Transmeta appears to be trying to make acceptable a very fishy and misleading practice. In order to sell their CPUs in the high-dollar fanless market, Transmeta is apparently grossly understating the thermal design requirements for these chips and relying on performance throttling to keep these CPUs from burning up.
A piece of evidence that supports this belief is that while Transmeta claims 5W TDP (Thermal Design Power) for its 1GHz efficeons, the 1.2GHz efficeons (which Transmeta positions against 1.8GHz Dothans!) have a TDP of 25W! So for only a 20% boost in clock speed, efficeons demand 5x the power. This extreme power ramp rate only makes sense if the 1GHz efficeons are using throttling while the 1.2GHz efficeons (which still have not appeared on the American market) do not use throttling.

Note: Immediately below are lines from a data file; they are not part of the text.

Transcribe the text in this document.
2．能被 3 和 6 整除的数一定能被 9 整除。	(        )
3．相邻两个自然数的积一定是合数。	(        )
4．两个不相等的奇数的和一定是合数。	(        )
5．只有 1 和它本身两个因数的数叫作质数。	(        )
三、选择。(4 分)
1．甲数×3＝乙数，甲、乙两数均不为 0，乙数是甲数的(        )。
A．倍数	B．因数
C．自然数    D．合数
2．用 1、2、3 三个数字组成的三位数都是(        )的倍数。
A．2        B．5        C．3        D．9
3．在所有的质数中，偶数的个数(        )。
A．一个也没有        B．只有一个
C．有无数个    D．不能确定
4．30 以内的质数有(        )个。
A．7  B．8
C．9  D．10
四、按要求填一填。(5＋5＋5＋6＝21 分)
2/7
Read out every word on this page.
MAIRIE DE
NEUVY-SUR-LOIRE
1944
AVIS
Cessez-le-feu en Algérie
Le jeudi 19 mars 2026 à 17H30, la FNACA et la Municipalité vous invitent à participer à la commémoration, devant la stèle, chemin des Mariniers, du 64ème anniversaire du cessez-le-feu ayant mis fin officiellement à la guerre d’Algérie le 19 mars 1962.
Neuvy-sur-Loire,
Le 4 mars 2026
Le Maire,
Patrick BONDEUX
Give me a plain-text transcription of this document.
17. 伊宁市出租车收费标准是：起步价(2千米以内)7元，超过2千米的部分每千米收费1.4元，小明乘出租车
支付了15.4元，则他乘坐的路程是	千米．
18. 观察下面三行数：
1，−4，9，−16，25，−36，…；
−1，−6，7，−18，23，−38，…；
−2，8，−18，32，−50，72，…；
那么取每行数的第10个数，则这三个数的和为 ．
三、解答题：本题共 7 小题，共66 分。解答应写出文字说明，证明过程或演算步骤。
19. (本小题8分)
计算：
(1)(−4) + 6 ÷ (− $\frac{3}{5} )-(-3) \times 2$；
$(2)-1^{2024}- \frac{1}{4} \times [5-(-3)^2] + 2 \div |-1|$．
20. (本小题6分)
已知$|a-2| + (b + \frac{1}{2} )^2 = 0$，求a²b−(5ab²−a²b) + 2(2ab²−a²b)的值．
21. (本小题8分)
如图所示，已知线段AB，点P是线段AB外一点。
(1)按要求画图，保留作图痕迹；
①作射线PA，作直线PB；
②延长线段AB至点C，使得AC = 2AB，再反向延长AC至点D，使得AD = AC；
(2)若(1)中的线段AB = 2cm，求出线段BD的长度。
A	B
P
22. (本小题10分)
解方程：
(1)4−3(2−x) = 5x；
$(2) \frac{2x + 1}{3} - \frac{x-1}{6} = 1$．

It is clear to us that the efficeon in the Sharp Actius MM20 is bundled with a thermal solution that is barely adequate for fanless operation at 833MHz. Transmeta should either specify more robust cooling solutions, or reduce the rating on the 1GHz efficeon to 833MHz.
Where does it end? Is it acceptable for a vendor to market a fanless 3.4GHz Prescott in a thin-and-light notebook only to rely on the system to immediately throttle down to 800MHz to keep the system from literally catching on fire whenever the user opens up Mozilla?
A couple of years ago, a group of Pentium 4 owners initiated a class action lawsuit against Intel for promoting misleading performance expectations. We believe that Transmeta's actions are potentially far more dubious than anything that Intel ever did when it comes to misrepresenting processor performance to the consumer. For instance, to Intel's credit, instances of P4 throttling have been, up to now, rare.
If consumers do not stand up against Transmeta's practice of utilizing performance throttling as demonstrated in this article, other CPU vendors will likely be forced to follow suit in order to remain competitive. If this comes to bitter fruition, in a few years CPU ratings could become completely meaningless and selecting a system could become like walking through a minefield.